For Immediate Release, September 20, 2012
Contact: Cyndi Tuell, (520) 623-5262 x 308
Forest Service Plan Opens Thousands of Acres to Off-road Vehicles Near Grand Canyon
FLAGSTAFF, Ariz.— The Kaibab National Forest this week released a plan that exposes thousands of acres of public forest north of Grand Canyon to destructive off-road vehicle use. The Center for Biological Diversity has urged the Forest Service to protect the North Kaibab Ranger District and its California condors, mule deer and Kaibab squirrels from off-roaders, but the plan allows hunters to drive off-road across nearly the entire forest.
“We don’t understand why the Forest Service is giving motorized hunters a free pass to destroy public forests near the Grand Canyon,” said Cyndi Tuell, Southwest conservation advocate at the Center.
The federal “Travel Management Rule” requires the Forest Service to ban cross-country motorized travel to protect habitat and watershed quality, but does allow certain exceptions if they are applied “sparingly.” These exceptions include the use of vehicles for car camping and picking up downed game animals. The Kaibab acknowledged that the use of motorized vehicles for camping would have a serious negative impact on the land and has decided to greatly rein in off-road driving for car camping. But the Forest Service has decided hunters should not be required to play by the same rules as other forest users and has ignored the “sparingly” provision of the new regulation.

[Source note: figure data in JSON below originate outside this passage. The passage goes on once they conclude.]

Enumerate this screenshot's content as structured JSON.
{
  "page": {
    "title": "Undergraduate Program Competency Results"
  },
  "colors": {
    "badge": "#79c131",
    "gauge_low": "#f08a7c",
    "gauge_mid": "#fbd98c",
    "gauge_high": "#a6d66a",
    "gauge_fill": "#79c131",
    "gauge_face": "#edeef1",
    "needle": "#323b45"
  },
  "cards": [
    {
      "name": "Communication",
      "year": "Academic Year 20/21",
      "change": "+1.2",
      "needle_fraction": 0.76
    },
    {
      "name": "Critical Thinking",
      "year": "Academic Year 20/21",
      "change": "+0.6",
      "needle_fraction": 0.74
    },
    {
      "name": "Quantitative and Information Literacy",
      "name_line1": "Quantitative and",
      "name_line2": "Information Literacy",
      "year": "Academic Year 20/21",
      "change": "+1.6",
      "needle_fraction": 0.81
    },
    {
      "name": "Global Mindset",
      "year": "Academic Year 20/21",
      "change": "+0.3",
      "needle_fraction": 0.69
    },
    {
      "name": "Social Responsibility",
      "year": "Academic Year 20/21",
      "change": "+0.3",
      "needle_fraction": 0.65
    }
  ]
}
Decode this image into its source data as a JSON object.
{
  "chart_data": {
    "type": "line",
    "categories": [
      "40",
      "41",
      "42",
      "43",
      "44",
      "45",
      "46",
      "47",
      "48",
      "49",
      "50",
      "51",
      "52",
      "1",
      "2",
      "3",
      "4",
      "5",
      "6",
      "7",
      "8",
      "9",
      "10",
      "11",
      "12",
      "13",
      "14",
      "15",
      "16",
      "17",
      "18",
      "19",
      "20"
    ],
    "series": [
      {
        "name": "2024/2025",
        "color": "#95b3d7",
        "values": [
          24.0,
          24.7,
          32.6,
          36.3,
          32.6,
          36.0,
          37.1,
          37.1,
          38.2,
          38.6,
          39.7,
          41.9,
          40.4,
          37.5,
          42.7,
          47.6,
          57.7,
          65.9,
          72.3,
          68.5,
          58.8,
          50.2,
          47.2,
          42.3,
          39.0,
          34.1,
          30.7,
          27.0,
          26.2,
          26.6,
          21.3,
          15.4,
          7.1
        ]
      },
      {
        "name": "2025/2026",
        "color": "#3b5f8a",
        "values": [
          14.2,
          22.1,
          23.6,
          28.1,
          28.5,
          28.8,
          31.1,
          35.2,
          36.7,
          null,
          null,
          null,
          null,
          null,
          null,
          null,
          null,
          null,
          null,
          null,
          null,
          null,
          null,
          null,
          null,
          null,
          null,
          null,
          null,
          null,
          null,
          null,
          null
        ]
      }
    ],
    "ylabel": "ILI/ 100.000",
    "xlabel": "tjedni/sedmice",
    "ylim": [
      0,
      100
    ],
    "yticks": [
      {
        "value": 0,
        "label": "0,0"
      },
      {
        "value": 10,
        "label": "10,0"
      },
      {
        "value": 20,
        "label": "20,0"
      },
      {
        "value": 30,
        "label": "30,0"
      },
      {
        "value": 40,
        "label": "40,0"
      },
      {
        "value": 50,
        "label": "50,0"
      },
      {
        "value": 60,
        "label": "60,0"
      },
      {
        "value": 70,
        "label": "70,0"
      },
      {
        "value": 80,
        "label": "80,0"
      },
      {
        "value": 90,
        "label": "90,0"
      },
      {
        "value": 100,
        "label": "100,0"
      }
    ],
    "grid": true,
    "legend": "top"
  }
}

“Unfortunately, the Forest Service believes Arizona’s hunters are unable to retrieve the animals they kill the old-fashioned way,” Tuell said. “This policy will damage our national forest to accommodate a new breed of motorized hunters.”
The North Kaibab Ranger District borders the Grand Canyon National Park to the north and is home to sensitive species such as the northern goshawk, California condor, Kaibab squirrel and mountain lion.
“Nearly every road in the forest is lined with invasive plants,” said Tuell. “Allowing vehicles to drive through weeds and then throughout the rest of the forest facilitates the spread of these invasive plants, wreaking havoc on the ecosystem. Plus it can increase the chance of wildfires.”
Besides damaging natural resources, roads that are not properly maintained can limit access for all forest visitors and increase public safety risks. “While some off-roaders may enjoy the challenge of steep, rutted and muddy routes, they shouldn’t get to push the rest of us out of the forest for the sake of their thrillcraft,” said Tuell.
All national forests are required to limit motorized cross-country travel under the Travel Management Rule of 2005, designed to protect natural resources after more than 30 years of unregulated off-road vehicle use. National forests across the Southwest are acknowledging that they can afford to maintain just a fraction of their current road systems and in fact have billions of dollars worth of backlogged maintenance. This places our public lands at risk of habitat and watershed destruction and increases the risk to the public of driving on unsafe, unmaintained roads, which are often made more unsafe by off-road vehicle use.
Roughly 47 percent of Kaibab National Forest visitors participated in “hiking/walking” compared to 3.4 percent who used ORVs, with less than 1 percent (.08 percent) reporting ORV use as the main activity. (National Visitor Use Monitoring Results, Region 3: Kaibab National Forest, September 2006, are available here.)
The Kaibab National Forest can afford just 8 percent of its current system, according to its own analysis, and has $43.5 million in maintenance backlog. The Williams Ranger District released its plan late in 2010, and included the provision for retrieving game for up to one mile from all open roads. The Tusayan Ranger District released its plan in 2011 and included the same game-retrieval provision.
Off-road vehicles have had a negative impact on hunting experiences in Arizona. A 2005 Arizona Game and Fish Department study found a majority of hunters (54 percent) thought off-road vehicles disturbed their hunting experience. Failure to draw a tag, urbanization and lack of time were the only other barriers to hunting that ranked above having a hunt ruined by off-road vehicles.
The Center for Biological Diversity is a national, nonprofit conservation organization with more than 375,000 members and online activists dedicated to the protection of endangered species and wild places.